Distinguishing charge rates for next-generation batteries


November 23, 2021

Distinguishing charge rates for next-generation batteries


November 23, 2021

A critical factor drivers consider when looking at electric vehicles is how quickly they can be charged (we covered other factors in an earlier blog post). Unfortunately, battery experts can use confusing jargon when talking about this concept, so here we’re going to break down key charging concepts and how they translate to the real world.

What is a C-rate?

The C-rate is the unit battery experts use to measure the speed at which a battery is fully charged or discharged. For example, charging at a C-rate of 1C means that the battery is charged from 0-100% in one hour. A C-rate higher than 1C means a faster charge; for example, a 3C rate is three times faster, so a full charge in 20 minutes. Likewise, a lower C-rate means a slower charge: C/5 (or 0.2C) would be five times slower than 1C, amounting to a five-hour charge.

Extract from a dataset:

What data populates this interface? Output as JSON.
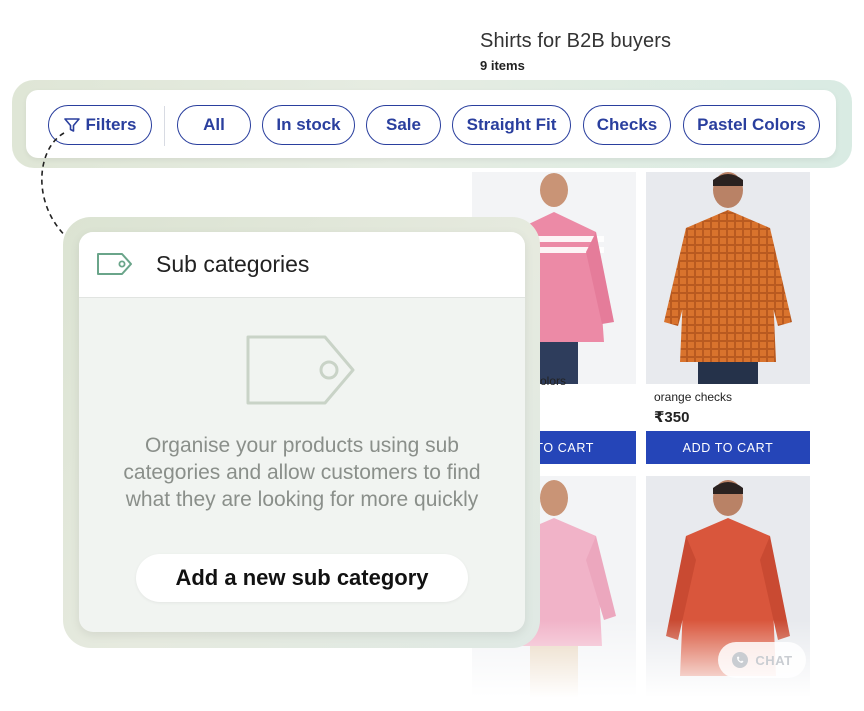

C-rate also is a relative metric. Many important aspects of battery behavior (such as resistance to dendrites) depend on the absolute current density, the amount of electrical current that goes through the battery divided by the area of its layers. For a given C-rate, the current density will be a function of the loading of the cathode, which is closely related to its thickness. Thus, when comparing C-rates, it’s important to ensure the cathode loading is at commercially relevant levels: for EVs, this is typically in the range of 2.5-5 mAh/cm2.

What do EV drivers want?

To be a viable alternative, EVs should perform at least as well as their internal-combustion engine (ICE) counterparts: deliver high levels of power during acceleration, operate in all driving conditions, and require minimal time to recharge. 

In an ideal world, a battery would perform at extremely high C-rates all the time. However, the higher the C-rate, the more difficult it is for a battery to deliver reliable performance. Higher C-rates increase the rate of degradation in the battery, reducing range and shortening the vehicle’s lifespan. Faster charging can also cause dangerous dendrites to form. These hurt the battery’s lifespan, can lead to cell failure, and in some extreme cases have been known to cause fires. Consequently, EV battery chargers do not sustain charging rates higher than 2C for longer than a few minutes before the charging rate is reduced to avoid causing damage to the battery. 

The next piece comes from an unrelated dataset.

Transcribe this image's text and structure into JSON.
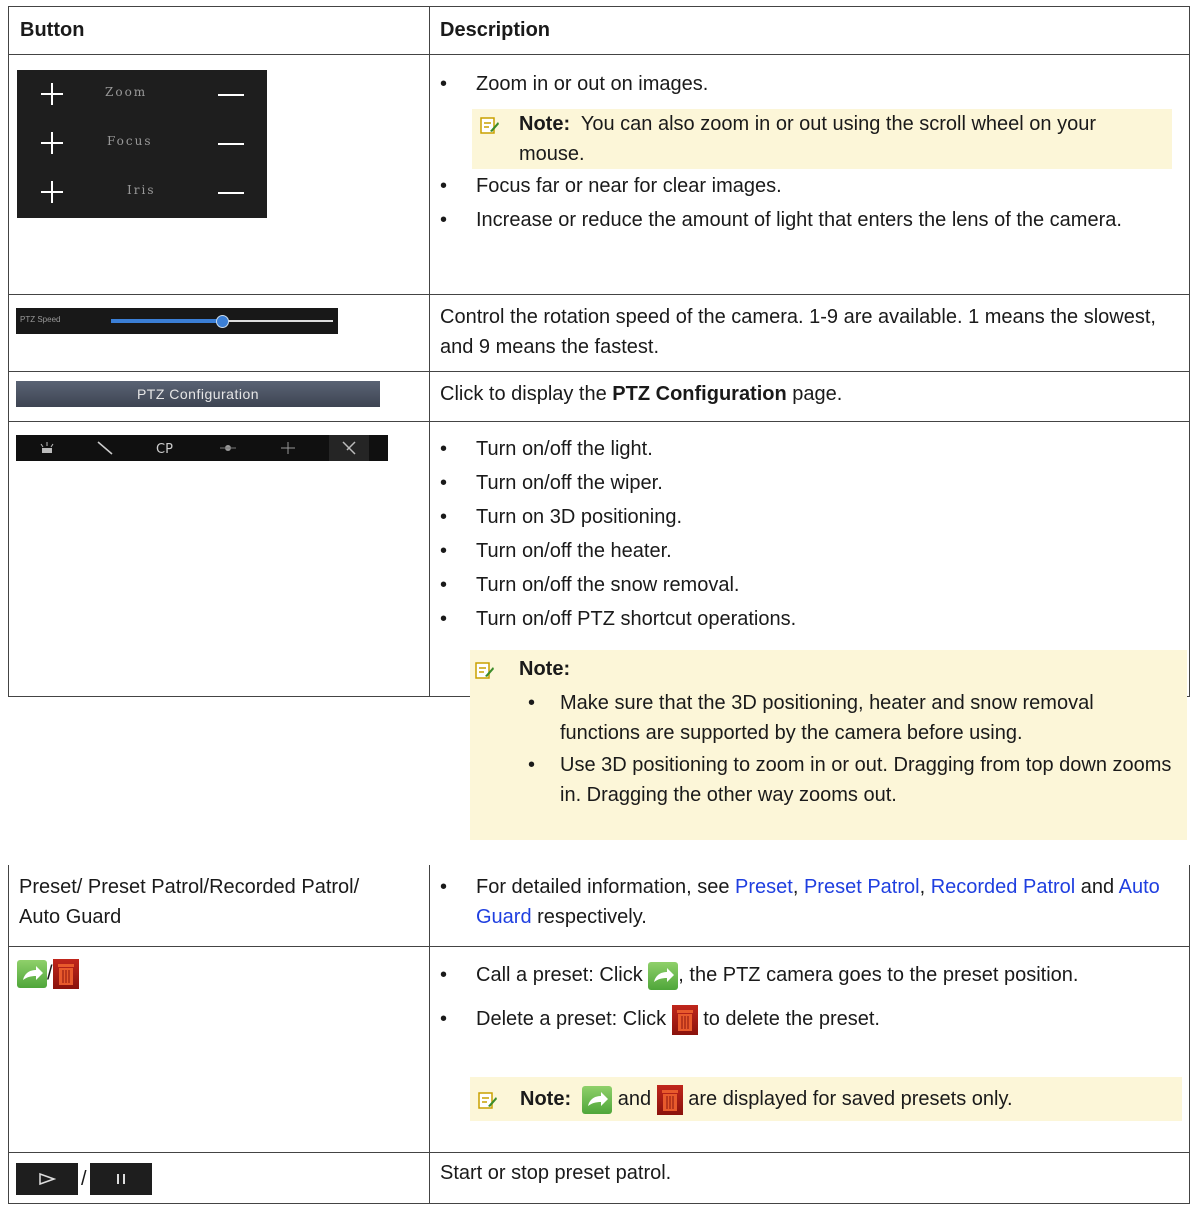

This means that today’s best EV batteries can still only be charged relatively slowly compared to the few minutes it takes to fill a combustion engine gas tank. Of course, EVs have the advantage that they can be recharged at home and overnight, and so fast-charging is usually more desirable when taking trips longer than a single charge (typically around 300 miles) would allow. And the good news is that most batteries regularly charged at slow C-rates will retain their original range for longer than similar batteries repeatedly charged at fast rates.

However, we believe that mass-market EV adoption will require a more comparable experience ICEs. To achieve this, battery technology must be improved to enable a car to charge at substantially faster rates so that drivers can “fill” their batteries in minutes instead of hours. This is a key reason why certain next-generation battery technology is so important.

Not all battery technology is equal

If current battery technology risks dendrite formation if charged too quickly, are next-generation battery technologies going to solve this problem? Unfortunately, it has been found that not every new battery technology is capable of delivering improvements to fast-charging performance. For example, in our blog post on sulfides, we explained why we believe that many of the newly announced solid-state lithium-metal batteries based on sulfide electrolytes are unlikely to deliver improvements in charging performance over conventional lithium-ion batteries. Similarly, due to the twin issues of dendrite formation and resistance growth, we believe most liquid electrolyte-based lithium-metal batteries are also unlikely to be able to deliver fast charge performance. Though they appear to successfully charge at relatively slow rates, such as C/5, we believe these fundamental limitations to many of the sulfide- and liquid-based technologies are likely to put super-fast charging speeds out of reach.

In contrast, our ceramic solid-electrolyte separator enables the use of a lithium-metal anode in its fully charged state. This lithium-metal anode replaces the graphite anode, one of the key bottlenecks to fast charging in current EV batteries. The test results of our batteries using our solid-state lithium-metal anodes show better than 80% energy retention after 800 charging cycles with repeated 1C rates of charge and discharge, the equivalent of over 240,000 miles for a car with a 300-mile range. In short, charging our lithium-metal batteries at a relatively high 1C rate does not cause a dramatic drop in range over the battery’s lifespan.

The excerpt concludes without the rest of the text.